Art: Bill Sienkiewicz, Joe Rosen, Bob Sharen

Price: .50cents

Release Date: January 1st, 1980

As Moon Knight becomes firmly entrenched in New York’s crime-fighting scene, let’s take a peek at what’s new in the world of Moon Knight!

As we continue our look at the history of Moon Knight we’re up to issue #3. It’s really obvious to me that the creative team is hitting their stride in this issue. This first example of this is in the picture above. In credits box the writer and artists last names are blocked out by the newspaper, but Sienkiewicz sneaked their whole names in the actual article. Not a big deal but a really nice touch.

Also, Moon Knight’s supporting cast is also firmly in place. We get more depth shown of the supporting characters and locations that are frequently visited. From Frenchy, Marlene, and Crawley to Gena’s diner I feel like I’m really beginning to know these characters.

The newspaper article says that Moon Knight has been active in 19 of the last 23 nights. So he’s been a busy guy.

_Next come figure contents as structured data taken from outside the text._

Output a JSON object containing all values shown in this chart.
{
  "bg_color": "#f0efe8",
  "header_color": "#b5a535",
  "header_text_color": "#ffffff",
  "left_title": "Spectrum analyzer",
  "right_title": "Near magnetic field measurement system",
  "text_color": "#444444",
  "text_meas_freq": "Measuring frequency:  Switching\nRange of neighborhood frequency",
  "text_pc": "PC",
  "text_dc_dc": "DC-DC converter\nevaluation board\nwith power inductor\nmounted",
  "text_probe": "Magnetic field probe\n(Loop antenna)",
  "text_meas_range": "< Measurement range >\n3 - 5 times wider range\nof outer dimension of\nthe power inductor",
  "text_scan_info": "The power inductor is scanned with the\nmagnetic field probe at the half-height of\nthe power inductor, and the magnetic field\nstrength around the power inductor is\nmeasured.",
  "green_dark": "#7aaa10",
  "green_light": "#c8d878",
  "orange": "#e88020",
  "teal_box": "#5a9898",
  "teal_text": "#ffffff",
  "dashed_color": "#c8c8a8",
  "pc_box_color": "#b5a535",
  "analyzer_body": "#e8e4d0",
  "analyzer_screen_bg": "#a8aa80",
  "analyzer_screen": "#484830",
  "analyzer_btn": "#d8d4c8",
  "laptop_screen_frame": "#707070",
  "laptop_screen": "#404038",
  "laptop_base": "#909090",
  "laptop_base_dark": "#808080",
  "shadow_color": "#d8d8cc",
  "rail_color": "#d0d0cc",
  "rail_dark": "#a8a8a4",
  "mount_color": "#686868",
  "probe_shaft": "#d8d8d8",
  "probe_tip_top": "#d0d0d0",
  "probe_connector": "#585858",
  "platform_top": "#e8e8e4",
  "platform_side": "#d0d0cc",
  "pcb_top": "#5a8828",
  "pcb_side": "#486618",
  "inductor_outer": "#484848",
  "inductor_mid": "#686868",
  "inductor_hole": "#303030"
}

While Moon Knight doesn’t have the best rogues gallery in comics we’re introduced to one of them in this issue, Midnight Man! While he proves to be a worthy adversary, I feel the world-building is just as important. Read the issue to see what Midnight Man is all about!

Again the art is a high point for me. Sienkiewicz is just SO good. The action sequences and the atmosphere he creates is really really good.

As with the previous 2 issues, this is a one and done, and I really like it. You get a quick concise story and we can move on to something new in the next issue. Each issue is self-contained, but character development is shown throughout issues. It’s much different from today’s comics that stretch a story out for six issues.

If you enjoyed this review you can check out my review of Moon Knight #1 here. And Moon Knight #2 here.

Final Thoughts:

After three issues I feel a part of the Moon Knight world. He’s very quickly becoming one of my favorite superheroes.